Insgesamt standen bei der Wahl am Freitagabend sechs Kandidatinnen aus verschiedenen deutschen Weinbaugebieten zur Wahl und mussten unterschiedliche Aufgaben rund um den Wein erfüllen. Die neu gewählte Deutsche Weinkönigin Katharina Staab (Nahe) und die beiden Deutschen Weinprinzessinnen Charlotte Freiberger (Hessen) und Laura Lahm (Rheinhessen) werden nun für ein den Wein aus den verschiedenen deutschen Anbaugebieten in Deutschland, Europa und weltweit repräsentieren.

 

„Charlotte Freiberger verfügt mit ihrem persönlichen Lebensweg als Winzerin im elterlichen Betrieb und dem Studium von Weinbau, Önologie und Weinwirtschaft an der Hochschule Geisenheim und an der Universität für Bodenkultur in Wien über eine gute Basis für ein solches Engagement im Marketing für deutschen Wein.

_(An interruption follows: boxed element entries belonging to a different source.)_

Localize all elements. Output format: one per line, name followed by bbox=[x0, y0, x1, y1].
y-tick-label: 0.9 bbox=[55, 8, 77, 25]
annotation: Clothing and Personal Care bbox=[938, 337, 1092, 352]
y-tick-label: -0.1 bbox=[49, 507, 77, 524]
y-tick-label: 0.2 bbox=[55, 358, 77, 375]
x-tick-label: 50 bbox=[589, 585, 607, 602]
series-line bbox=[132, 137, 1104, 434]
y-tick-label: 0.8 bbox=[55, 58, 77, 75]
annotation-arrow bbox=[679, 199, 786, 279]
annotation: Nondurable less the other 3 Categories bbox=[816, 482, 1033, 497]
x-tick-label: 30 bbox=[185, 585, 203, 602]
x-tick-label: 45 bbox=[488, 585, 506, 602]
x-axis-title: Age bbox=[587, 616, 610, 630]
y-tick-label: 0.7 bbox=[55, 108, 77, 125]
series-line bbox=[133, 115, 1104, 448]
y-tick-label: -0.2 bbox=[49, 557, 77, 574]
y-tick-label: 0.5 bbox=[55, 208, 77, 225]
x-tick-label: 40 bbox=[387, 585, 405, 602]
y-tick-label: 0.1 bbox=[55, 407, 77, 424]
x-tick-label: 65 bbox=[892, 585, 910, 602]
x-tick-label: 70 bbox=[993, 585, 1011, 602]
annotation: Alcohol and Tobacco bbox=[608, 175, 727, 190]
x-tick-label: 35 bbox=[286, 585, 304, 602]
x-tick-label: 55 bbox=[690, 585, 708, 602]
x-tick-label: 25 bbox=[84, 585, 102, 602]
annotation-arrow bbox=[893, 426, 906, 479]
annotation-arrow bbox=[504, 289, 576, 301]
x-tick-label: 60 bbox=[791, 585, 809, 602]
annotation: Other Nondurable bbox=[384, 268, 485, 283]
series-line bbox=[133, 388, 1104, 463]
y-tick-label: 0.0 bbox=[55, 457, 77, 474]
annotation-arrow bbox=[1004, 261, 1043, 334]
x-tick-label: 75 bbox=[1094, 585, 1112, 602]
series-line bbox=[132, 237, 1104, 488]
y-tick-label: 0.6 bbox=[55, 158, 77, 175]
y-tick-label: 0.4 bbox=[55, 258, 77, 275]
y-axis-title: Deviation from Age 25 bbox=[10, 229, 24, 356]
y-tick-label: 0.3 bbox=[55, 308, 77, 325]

Ihr bisherigen gesammelten Erfahrungen in verschiedenen beruflichen Stationen im In- und Ausland werden ihr im neuen Amt sicherlich zugutekommen“, so die Ministerin.

 

Der Anbau von Wein hat in Deutschland eine viele Jahrhunderte währende Tradition und ist in den jeweiligen Anbaugebieten auch eine wirtschaftlich wichtige Branche. Im Rheingau und an der Bergstraße profitieren Winzer sowie Touristen von der malerischen Landschaft und den qualitativ hochwertigen Weinerzeugnissen. „Der Weinbau ist maßgeblich an dem Erhalt einzigartiger Kulturlandschaften und deren Flora und Fauna beteiligt. Wir freuen uns, dass diese einzigartigen Kulturlandschaften nun auch durch eine Hessin repräsentiert werden“, erklärte die Priska Hinz abschließend.